Eines Abends bastelten mein Kumpel Aiden und ich an einer Autobombe für eben jenen Spitzel. Schließlich musste er von der Bildfläche verschwinden, bevor er etwas ausplaudern konnte. Oder besser gesagt, ich bastelte, während Aiden auf mich einquasselte.

»Dass die Sinn Féin im Parlament hockt, bedeutet einen Scheiß, Mann. Das ändert doch nichts.« Er fuhr sich durch das fransige, blonde Haar und ging vor dem Tisch, an dem ich saß und versuchte zu arbeiten, auf und ab. »Im Grunde läuft alles wie bisher. Was wir hier tun, ist die einzige Möglichkeit, uns gegen das unfaire System zu wehren. Die Drecksprotestanten haben Schiss, dass wir zu mächtig werden. Die wollen, dass wir jetzt die Fresse halten und zufrieden sind. Aber ich tanz nicht nach deren Pfeife, nee, ich nich. Ich schwöre offiziell meine Treue zur 32-Grafschaften-Republik.«

»Alter«, ich sah vom Sprengstoff auf und lachte, »holst du auch mal Luft?«

Aiden blinzelte mich kurz an, ehe er zögerlich in mein Lachen einstimmte. Er redete sich oft in Rage, aber heute klang er fast schon verzweifelt.

»Ist alles okay bei dir?«, fragte ich geradeheraus.

Er atmete tief durch, stützte sich mit beiden Händen auf dem Tisch ab und sah mich schließlich an. In seinen Augen schimmerte die blanke Angst. »Darlene ist schwanger.«

»Fuck.« Das Wort brach aus mir heraus, bevor ich es verhindern konnte. Entschuldigend sah ich zu ihm auf, aber an seinem gequälten Gesichtsausdruck konnte ich erkennen, dass ich seinen Gedanken laut ausgesprochen hatte. Das war eine Katastrophe für einen wie uns.

Je mehr du hast, desto mehr kann man dir nehmen – und Aiden hatte jetzt Familie, Menschen, die er beschützen musste, die er mehr liebte als sich selbst. Fuck. Das war exakt das richtige Wort für diese Misere.

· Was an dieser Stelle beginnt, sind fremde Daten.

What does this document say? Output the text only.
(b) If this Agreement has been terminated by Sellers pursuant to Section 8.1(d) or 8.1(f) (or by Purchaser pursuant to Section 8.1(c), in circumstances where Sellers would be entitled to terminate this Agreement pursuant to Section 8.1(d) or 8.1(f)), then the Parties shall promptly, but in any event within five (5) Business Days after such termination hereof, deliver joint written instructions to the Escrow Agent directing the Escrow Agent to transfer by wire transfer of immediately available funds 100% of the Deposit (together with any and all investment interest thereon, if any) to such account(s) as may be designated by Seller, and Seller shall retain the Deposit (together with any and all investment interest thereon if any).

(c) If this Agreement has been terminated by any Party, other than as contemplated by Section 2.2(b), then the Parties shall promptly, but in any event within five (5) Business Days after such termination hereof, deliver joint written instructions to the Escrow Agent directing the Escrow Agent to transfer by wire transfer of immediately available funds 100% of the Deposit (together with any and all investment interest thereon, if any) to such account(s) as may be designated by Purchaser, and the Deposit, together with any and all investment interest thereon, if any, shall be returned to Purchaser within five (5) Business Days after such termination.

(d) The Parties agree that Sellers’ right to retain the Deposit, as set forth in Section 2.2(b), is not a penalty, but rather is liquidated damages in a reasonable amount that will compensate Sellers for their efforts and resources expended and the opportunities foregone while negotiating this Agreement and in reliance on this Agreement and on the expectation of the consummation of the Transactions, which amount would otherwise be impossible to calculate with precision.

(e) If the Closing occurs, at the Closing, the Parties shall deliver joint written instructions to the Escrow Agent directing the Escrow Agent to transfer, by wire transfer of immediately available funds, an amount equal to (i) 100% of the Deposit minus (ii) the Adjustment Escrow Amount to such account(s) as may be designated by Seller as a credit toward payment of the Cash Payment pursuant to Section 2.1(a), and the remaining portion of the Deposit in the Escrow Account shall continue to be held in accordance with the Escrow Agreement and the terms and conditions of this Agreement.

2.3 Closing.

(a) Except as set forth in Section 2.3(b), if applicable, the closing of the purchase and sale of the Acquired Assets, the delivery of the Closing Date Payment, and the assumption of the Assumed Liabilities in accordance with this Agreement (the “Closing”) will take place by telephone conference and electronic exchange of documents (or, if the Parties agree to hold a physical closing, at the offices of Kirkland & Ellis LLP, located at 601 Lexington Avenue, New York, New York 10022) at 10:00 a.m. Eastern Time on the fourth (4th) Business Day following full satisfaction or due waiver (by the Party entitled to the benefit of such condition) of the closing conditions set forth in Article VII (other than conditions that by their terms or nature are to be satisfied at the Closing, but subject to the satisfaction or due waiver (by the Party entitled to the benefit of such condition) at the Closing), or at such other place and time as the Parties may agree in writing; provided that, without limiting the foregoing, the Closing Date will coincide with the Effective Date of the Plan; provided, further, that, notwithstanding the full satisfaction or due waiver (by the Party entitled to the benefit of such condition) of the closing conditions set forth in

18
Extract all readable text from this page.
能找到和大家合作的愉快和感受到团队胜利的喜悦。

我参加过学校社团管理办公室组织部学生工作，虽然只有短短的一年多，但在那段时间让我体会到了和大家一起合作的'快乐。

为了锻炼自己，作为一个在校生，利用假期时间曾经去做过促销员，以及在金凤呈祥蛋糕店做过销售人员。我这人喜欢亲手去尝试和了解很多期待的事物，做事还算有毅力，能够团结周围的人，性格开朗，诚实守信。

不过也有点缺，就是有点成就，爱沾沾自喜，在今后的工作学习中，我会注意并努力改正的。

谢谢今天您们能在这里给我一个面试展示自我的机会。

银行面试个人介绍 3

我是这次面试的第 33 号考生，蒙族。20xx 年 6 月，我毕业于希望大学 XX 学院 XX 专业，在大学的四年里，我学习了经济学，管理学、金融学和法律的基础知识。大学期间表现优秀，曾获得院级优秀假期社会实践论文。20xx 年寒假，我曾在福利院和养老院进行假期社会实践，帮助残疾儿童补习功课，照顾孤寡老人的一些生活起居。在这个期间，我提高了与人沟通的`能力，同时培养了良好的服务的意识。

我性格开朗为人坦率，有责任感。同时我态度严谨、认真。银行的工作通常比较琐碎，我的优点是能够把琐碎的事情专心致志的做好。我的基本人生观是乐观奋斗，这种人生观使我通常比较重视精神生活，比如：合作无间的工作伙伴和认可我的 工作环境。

Ich stellte mir die Situation furchtbar beängstigend vor. Für normale Männer war sie das schon, aber für uns, die wir einen blutigen Kampf für die Freiheit führten, war es eine Qual.

»Wirkt sich … das irgendwie aus?« Ich wusste nicht recht, wie ich es sonst formulieren sollte.

Er zuckte mit den Schultern und schüttelte gleichzeitig den Kopf. »Für die da draußen bin ich ein Terrorist. Will ich, dass mein Kind so aufwächst? Will ich, dass es … im schlimmsten Fall … ohne mich aufwächst?«

Wir sahen uns in die Augen, und obwohl ich mir deswegen wie der größte Scheißkerl vorkam, war ich in diesem Moment heilfroh, nicht er zu sein und seine Entscheidungen treffen zu müssen. Liebe verpflichtete. Aiden musste nun tun, was das Beste für seine Familie war.

Ich stand auf, legte ihm eine Hand auf die Schulter und drückte diese freundschaftlich. Keine Ahnung, was ich dazu sagen sollte. Ich hatte niemanden, musste auf keinen achten oder Rücksicht nehmen – und ganz ehrlich, ich war darüber noch nie so glücklich gewesen wie in diesem verdammten Augenblick.

Ich konnte Aiden ansehen, dass er mit sich und seinem Leben haderte. Er glaubte an unseren Kampf, aber er wusste, dass es vernünftiger war, ihn für seine Familie aufzugeben. Am liebsten hätte ich ihm geraten, dass er die beiden in die Republik schicken sollte, ahnte jedoch, dass das falsch war, also hielt ich einfach meine Klappe. Ich kannte mich mit so was nicht aus. Bisher hatte ich keine Frau getroffen, mit der ich länger als ein paar Wochen verbringen wollte.

Meine große Liebe war die Freiheit.

»Komm jetzt, lass uns den Schweinehund hochjagen.« Aiden löste sich von mir, schnappte sich seine Jacke und deutete auf die Treppe, die vom Keller nach oben führte. »Ich geb dir nachher bei O’Sheas einen aus.«

Ich freute mich nicht gerade darauf, das Gespräch fortzusetzen, weil ich der wohl ungeeignetste Kerl überhaupt dafür war. Aber Aiden war mein Kumpel, natürlich wollte ich für ihn da sein. Und egal, wofür er sich letztlich entscheiden würde, ich würde es akzeptieren und ihn unterstützen. Es war sein Leben, nicht meins.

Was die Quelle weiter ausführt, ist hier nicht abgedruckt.